先頃、施行になった70歳就業法をご存じでしょうか。

① 70歳までの定年引き上げ
② 定年制の廃止
③ 70歳までの継続雇用の導入
④ 70歳まで継続的に業務委託契約を締結する精度の導入
⑤ 70歳まで継続的に社会貢献事業に従事できる精度の導入

以上がその内容です。

まだ企業にとっては努力義務なので、本気で実施する企業は多くはないでしょうが、法律が変わり、この法律が努力義務ではなく、罰則付きの義務になるのも時間の問題かもしれません。

いずれにしても注目して欲しいのは④です。

もし、あなたが自分のキャリア活かした自営業者(個人事業主)として副業を若いうちから築きあげることができた場合には、経費を計上し、利益をコントールしながら、70歳までに自営業者として独立しても元の会社から70歳までに業務委託を受けることができるということを意味しているのです。

また働き方改革の側面からも、これからは週休3日制の導入が検討され、就業規則でも副業が解禁され、推奨されていく傾向になりつつあります。

週休3日となったら、あなたはその時間をどのように使いますか。

旅行したり、グルメツアーや趣味・スポーツといったリクリエーションもいいでしょう。

しかし、それらはいつか飽きてしまうのではないでしょうか。

定年になったサラリーマンの人も定年になって最初の3ヶ月は好きなことができて楽しいのですが、すぐに飽きてしまい、やることが無くなり、自分の本当の居場所探しを始めるということをよく耳にします。

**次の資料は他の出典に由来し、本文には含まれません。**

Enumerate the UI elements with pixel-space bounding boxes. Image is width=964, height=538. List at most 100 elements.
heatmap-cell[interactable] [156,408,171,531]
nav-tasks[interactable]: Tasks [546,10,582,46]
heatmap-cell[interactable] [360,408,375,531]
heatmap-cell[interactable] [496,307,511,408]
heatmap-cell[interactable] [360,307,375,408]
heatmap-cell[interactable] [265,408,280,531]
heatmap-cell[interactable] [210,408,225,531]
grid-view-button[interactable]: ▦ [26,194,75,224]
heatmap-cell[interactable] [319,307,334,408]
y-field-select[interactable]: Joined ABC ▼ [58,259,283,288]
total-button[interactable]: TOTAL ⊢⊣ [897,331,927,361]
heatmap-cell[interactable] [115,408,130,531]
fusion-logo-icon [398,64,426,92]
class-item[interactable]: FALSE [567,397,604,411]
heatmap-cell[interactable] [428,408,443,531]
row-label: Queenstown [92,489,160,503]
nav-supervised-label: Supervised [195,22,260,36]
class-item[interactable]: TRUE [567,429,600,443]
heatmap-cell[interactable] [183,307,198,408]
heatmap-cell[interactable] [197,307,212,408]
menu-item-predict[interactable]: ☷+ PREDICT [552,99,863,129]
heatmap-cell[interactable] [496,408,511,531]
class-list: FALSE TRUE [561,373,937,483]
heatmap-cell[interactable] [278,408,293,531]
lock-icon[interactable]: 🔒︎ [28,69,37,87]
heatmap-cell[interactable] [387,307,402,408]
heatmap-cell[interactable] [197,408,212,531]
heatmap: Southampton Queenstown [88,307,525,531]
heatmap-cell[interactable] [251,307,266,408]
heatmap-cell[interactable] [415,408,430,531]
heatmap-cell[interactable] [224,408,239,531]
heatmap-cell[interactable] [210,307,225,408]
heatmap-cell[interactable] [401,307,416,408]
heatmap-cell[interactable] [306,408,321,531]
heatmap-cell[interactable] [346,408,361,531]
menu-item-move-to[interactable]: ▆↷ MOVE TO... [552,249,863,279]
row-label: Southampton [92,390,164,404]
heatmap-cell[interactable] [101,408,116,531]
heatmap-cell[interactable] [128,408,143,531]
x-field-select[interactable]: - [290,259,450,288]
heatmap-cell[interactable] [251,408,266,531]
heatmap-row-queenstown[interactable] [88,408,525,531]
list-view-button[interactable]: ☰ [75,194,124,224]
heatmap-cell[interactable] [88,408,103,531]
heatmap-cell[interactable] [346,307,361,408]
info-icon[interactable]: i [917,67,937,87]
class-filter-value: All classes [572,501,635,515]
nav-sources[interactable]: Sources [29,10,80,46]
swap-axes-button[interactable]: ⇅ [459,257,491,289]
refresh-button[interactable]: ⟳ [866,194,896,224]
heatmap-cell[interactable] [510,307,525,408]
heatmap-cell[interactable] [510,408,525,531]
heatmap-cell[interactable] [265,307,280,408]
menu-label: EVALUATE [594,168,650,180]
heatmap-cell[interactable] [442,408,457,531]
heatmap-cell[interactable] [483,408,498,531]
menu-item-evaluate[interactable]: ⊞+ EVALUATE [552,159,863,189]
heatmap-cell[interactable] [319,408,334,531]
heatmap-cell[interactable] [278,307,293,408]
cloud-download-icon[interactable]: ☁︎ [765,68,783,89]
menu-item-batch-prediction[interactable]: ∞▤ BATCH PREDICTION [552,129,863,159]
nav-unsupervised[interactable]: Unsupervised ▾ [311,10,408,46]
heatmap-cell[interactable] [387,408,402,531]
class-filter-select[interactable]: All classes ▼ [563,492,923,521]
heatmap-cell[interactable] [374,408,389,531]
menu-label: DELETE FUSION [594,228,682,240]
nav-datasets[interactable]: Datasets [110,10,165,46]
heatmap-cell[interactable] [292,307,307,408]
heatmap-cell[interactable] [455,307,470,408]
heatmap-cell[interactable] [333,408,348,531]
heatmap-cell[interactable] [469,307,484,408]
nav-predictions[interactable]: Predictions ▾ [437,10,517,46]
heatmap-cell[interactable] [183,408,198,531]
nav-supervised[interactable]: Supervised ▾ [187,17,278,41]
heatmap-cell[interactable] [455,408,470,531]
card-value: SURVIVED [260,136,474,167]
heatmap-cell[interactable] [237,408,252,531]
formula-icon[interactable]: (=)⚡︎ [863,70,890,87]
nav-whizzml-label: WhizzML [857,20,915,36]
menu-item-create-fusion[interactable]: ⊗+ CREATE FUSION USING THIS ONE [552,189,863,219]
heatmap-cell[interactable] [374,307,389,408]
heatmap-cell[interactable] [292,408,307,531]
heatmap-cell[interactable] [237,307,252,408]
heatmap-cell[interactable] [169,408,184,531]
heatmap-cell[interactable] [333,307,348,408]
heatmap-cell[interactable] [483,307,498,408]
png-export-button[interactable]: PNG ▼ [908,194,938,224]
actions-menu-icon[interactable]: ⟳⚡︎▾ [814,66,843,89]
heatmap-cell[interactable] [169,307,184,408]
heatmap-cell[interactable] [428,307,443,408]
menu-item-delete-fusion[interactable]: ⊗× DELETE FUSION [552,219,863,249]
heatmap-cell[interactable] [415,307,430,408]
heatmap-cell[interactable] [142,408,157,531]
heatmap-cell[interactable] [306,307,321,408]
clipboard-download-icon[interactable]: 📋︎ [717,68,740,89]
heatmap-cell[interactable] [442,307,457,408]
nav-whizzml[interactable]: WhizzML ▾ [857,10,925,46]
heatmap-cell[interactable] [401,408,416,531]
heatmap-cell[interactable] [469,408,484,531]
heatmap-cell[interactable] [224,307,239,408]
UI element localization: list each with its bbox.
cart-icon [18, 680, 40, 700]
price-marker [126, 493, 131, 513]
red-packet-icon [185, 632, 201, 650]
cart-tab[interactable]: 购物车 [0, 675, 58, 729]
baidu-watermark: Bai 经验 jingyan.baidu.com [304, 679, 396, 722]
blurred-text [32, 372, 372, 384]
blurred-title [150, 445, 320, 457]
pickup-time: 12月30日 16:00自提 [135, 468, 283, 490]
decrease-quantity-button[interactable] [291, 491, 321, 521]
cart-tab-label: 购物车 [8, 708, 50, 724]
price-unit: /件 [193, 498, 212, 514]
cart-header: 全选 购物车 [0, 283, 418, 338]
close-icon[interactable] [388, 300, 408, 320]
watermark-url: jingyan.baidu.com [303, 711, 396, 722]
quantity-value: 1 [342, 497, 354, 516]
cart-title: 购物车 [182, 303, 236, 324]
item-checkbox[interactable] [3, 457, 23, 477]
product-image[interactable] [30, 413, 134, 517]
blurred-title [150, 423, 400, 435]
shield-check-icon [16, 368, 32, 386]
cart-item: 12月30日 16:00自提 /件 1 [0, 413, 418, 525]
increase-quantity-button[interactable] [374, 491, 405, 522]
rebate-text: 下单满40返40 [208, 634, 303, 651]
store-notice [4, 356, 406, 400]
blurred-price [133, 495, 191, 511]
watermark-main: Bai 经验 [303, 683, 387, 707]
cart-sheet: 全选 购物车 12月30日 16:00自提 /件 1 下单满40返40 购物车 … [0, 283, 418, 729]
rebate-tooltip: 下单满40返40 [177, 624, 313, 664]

それならば、これからは、サラリーマン時代に自分のキャリア積む上げ、キャリアを活かした副業を仕事の合間に開業し、自営業者となり、いけると判断したら思い切って自営業者として独立していく。

このことに週休3日を経費を使いながら活かし、オトクに確定申告していくことで資金の一部を充当していく。

これが最も税制上の有利なキャリア形成になっていくということではないでしょうか。

そのために自営業者としての確定申告をサラリーマンの人もしっかり勉強しておく必要があるのです。

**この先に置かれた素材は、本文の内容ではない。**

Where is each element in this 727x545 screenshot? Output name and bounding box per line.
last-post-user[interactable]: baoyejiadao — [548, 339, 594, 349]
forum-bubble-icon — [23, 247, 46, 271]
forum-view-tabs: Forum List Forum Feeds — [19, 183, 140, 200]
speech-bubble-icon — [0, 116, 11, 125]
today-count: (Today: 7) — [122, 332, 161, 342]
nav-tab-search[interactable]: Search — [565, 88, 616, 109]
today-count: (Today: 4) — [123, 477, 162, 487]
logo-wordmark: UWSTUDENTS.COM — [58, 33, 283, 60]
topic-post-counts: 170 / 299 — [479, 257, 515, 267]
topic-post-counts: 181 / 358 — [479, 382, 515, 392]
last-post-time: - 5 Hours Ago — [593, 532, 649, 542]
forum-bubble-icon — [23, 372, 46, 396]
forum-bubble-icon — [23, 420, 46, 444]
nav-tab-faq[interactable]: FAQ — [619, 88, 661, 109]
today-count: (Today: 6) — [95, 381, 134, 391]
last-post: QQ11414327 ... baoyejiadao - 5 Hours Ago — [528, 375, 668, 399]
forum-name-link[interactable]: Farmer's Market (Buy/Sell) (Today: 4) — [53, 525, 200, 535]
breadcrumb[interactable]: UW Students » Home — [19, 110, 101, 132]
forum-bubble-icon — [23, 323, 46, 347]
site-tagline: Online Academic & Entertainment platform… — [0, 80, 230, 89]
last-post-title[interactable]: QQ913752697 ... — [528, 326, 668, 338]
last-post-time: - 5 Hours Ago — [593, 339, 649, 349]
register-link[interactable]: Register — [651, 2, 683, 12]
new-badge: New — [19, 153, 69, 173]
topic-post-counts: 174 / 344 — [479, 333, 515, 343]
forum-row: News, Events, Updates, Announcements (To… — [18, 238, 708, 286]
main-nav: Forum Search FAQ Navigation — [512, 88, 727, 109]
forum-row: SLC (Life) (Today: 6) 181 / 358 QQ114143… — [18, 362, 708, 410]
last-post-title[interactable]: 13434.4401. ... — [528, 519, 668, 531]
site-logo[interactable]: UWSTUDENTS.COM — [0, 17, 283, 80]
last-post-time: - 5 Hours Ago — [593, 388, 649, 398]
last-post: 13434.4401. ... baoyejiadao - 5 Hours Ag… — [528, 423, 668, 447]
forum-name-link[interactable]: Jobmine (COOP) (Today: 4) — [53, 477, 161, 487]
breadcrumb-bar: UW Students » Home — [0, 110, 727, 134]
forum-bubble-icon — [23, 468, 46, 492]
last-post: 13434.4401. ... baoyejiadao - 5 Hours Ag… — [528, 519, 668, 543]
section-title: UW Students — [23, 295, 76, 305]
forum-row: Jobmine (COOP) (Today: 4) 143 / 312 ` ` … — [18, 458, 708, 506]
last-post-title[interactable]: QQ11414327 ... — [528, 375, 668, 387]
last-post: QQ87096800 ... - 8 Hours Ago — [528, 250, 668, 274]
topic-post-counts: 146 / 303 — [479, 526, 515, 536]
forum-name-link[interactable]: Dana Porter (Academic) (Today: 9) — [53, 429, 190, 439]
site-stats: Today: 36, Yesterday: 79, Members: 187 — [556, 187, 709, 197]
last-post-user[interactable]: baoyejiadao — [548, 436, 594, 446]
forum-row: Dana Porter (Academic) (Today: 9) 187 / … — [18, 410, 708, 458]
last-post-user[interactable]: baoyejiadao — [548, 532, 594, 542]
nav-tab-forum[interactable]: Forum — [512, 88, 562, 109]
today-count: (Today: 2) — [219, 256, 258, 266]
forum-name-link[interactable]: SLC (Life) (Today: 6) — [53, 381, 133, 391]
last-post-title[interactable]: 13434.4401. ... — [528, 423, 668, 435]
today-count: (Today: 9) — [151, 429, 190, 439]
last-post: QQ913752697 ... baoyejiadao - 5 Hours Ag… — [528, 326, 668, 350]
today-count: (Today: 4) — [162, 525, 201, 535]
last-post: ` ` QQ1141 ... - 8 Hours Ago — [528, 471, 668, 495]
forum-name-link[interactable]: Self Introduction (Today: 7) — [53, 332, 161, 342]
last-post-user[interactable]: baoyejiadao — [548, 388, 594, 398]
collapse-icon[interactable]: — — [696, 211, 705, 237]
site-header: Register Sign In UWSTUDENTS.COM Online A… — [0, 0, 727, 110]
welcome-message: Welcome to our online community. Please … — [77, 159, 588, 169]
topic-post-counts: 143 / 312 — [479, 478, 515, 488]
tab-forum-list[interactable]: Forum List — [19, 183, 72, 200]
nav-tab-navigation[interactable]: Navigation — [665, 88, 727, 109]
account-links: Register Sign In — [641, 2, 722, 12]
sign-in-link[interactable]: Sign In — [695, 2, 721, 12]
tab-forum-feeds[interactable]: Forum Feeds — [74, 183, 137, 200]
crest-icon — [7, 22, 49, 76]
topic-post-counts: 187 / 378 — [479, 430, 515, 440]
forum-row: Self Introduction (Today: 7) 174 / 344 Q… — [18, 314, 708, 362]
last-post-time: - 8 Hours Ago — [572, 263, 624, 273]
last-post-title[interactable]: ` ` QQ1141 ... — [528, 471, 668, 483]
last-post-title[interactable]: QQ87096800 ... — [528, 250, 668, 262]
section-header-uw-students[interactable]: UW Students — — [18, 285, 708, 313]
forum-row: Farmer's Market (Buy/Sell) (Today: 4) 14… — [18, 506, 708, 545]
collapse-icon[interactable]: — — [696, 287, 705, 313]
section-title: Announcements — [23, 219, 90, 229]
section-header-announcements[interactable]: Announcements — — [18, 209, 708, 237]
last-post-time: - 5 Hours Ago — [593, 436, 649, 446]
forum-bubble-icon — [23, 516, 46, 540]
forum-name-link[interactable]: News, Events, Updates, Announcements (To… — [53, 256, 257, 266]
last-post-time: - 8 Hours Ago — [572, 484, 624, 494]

6.人生100年時代は、「1億総事業主時代」の到来!?

人生100年時代と呼ばれ、この言葉はもはや当たり前となりました。

しかしながら、これは65歳を人生の転機と捉えても、残された時間はまだ35年あるということを意味しています。

35年というと、ほとんどもう一回人生をやり直せるのと同じくらいの時間があるという意味なのです。

学校を卒業して、40年働いて、定年になって、退職金と貯金と年金で老後を過ごして人生を終える、という単純な人生モデルでは、通用しなくなる時代なのです。

就職してキャリアを積んで、さらにシニアに向けて本当の自分のやりたい仕事の準備を副業で開始し、65歳前後(実際の時期は一人ひとり違いますが)で独立開業し、自営業(個人事業主)として生涯を現役で生きがいを持って100歳まで生き抜く。

そんな人生とキャリアのモデルがこれからの生き方の主流になるのではないでしょうか。

その資金の確保のためにも、若いうちから上手に税金と向き合い、確定申告を活用していくことが必要となるのでしょう。

「1億総事業主時代」に向け自営業者としての確定申告の知識がどうしても必要になるのです。

これこそがポストコロナ時代の主流の働き方になる日はすぐそこだと私は確信しています。